Sunday, September 27, 2009

What's Right to Write?

In one of my very nicely worded rejection letters, after reviewing my first three chapters of TOTALLY BUZZED, one agent asked why I interjected a "cute" scene right after a knock-down-drag-out bloody mess. She said,"You don't write cute. You don't write nice. Why is this in the book?

I was not sure how to answer her then, but I think I have it now. When I was working on the characters of my book, I wanted them to be like the families I grew up with. Close-knit, not perfect, lots of love and humor-what I knew as normal-which turned out to be not-so-normal at all. After over two decades of observing  the "not so nice" end of the spectrum, I wanted to write about people I knew-people who exist in my realm of reality.

Even if the crime is not-nice, and the scene is ravaged and riddled with bullet holes and dead bodies, my nice characters stumble into a world not of their own. That, however does not change who they are and how they would handle it.

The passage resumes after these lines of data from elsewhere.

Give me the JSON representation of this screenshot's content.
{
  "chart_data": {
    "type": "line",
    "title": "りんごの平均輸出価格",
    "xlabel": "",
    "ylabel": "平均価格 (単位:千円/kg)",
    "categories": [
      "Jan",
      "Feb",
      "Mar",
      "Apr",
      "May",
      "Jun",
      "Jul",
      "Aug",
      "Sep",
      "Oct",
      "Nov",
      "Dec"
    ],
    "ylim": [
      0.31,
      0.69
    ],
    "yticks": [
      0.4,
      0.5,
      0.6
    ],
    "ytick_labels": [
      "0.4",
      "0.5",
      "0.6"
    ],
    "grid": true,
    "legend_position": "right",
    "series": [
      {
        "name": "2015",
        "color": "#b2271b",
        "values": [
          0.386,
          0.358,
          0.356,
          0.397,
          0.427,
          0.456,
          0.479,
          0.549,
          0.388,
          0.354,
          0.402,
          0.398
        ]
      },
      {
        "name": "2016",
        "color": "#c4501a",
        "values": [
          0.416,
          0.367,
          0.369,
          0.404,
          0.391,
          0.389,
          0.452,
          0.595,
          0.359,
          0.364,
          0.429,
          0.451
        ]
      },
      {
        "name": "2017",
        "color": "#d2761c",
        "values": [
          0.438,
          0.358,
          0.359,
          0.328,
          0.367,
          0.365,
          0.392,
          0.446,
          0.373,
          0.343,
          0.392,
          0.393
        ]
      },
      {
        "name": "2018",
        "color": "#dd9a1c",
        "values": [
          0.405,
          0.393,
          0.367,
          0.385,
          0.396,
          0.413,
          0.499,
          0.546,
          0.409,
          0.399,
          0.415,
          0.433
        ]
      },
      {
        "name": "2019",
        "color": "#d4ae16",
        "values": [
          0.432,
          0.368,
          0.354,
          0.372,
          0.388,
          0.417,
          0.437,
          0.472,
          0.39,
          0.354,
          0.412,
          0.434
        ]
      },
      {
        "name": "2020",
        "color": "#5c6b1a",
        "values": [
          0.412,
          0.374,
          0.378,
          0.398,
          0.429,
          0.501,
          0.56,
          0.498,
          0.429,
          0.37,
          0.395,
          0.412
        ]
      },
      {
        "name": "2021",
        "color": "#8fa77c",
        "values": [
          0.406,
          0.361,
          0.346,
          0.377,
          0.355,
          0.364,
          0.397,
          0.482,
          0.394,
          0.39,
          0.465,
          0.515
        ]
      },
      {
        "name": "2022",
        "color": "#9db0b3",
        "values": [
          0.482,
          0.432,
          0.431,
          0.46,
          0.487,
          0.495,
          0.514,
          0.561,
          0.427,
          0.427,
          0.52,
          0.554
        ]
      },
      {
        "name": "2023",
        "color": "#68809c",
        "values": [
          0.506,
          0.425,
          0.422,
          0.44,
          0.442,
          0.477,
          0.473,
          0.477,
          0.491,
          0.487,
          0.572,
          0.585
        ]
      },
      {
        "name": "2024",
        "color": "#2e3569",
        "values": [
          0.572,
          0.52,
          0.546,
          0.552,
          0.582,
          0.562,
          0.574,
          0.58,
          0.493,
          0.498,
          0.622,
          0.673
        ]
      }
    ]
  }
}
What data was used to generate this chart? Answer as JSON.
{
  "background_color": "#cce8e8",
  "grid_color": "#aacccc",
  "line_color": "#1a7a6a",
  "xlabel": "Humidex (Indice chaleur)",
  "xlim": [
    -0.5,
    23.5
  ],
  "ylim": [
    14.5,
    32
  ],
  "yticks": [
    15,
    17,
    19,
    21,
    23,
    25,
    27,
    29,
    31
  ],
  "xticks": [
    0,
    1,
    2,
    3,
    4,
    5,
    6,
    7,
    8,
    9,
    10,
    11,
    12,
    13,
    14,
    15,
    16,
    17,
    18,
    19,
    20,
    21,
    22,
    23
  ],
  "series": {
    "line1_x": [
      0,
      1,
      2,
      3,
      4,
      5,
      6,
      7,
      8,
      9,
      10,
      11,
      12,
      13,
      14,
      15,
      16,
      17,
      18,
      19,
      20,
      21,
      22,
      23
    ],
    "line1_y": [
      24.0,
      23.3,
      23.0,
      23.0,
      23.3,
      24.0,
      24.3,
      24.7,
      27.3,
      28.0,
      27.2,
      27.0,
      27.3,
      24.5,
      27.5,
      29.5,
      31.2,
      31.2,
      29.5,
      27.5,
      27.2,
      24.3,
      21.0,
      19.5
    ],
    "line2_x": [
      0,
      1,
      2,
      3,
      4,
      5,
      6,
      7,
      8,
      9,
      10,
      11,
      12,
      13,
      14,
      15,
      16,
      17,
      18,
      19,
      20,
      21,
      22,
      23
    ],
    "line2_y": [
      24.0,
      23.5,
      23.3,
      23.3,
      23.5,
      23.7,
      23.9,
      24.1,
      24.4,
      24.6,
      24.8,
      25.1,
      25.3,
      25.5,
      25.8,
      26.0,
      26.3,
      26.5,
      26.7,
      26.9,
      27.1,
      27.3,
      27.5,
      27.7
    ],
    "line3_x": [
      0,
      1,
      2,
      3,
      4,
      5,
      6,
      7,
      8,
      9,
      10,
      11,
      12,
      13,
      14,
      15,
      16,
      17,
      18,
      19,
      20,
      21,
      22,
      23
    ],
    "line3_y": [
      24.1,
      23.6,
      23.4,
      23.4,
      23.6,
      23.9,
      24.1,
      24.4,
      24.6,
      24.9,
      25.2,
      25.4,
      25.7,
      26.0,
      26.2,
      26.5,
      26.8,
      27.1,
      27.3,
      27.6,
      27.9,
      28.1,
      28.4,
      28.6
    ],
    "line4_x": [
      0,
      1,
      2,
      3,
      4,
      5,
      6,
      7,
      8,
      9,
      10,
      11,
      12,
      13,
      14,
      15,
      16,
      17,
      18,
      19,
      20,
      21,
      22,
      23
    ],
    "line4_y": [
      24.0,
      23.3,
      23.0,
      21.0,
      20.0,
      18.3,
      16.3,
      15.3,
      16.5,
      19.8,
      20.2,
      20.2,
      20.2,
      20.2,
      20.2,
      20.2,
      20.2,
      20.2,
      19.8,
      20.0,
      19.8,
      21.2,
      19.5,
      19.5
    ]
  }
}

I think that if my characters grew up in the gutter, fought their way on the mean streets to survive to adulthood, and were currently slogging through the clutter and stench of a garbage-strewn back alley in Chicago, interviewing crack whores and drug addicts to investigate the murder and dismemberment of a junkie with ties to the Russian Mafia, Buzz and Fred would not have been playing "Rock, Scissors, Paper" in the opening moments of TOTALLY BUZZED to see who had to go under Mom's house to find the old lamp.

We still do the old "RSP" among my family, friends and co-workers when no one wants to perform a certain task. Sometimes we waste more time than the task would have taken to perform, but eventually we get to it after much laughter and teasing-which in the end makes the task funny and challenging rather than a drudge. What's wrong with that?

I'm not saying that the woman was wrong, but I wanted my readers to get a 3-D picture of White Bass Lake, the Miller sisters, their friends and family, so when Mag gets hung up in the barbed wire fence and 80-year-old Mary Cromwell pole dances on a parking meter in a go-go dress and orthopedic shoes, no one is really surprised.

So whether a character is in a "cute" situation or an ugly predicament, just make sure the continuity flows throughout. Make sure your characters remain true to form-that they react as they would and not as someone else would. A retired detective takes in the corpse of their neighbor with dread and disgust, and her sister, who owns a pet store promptly panics and loses her lunch in Mom's petunias.

So what's right to write? Uh, beats the heck out of me!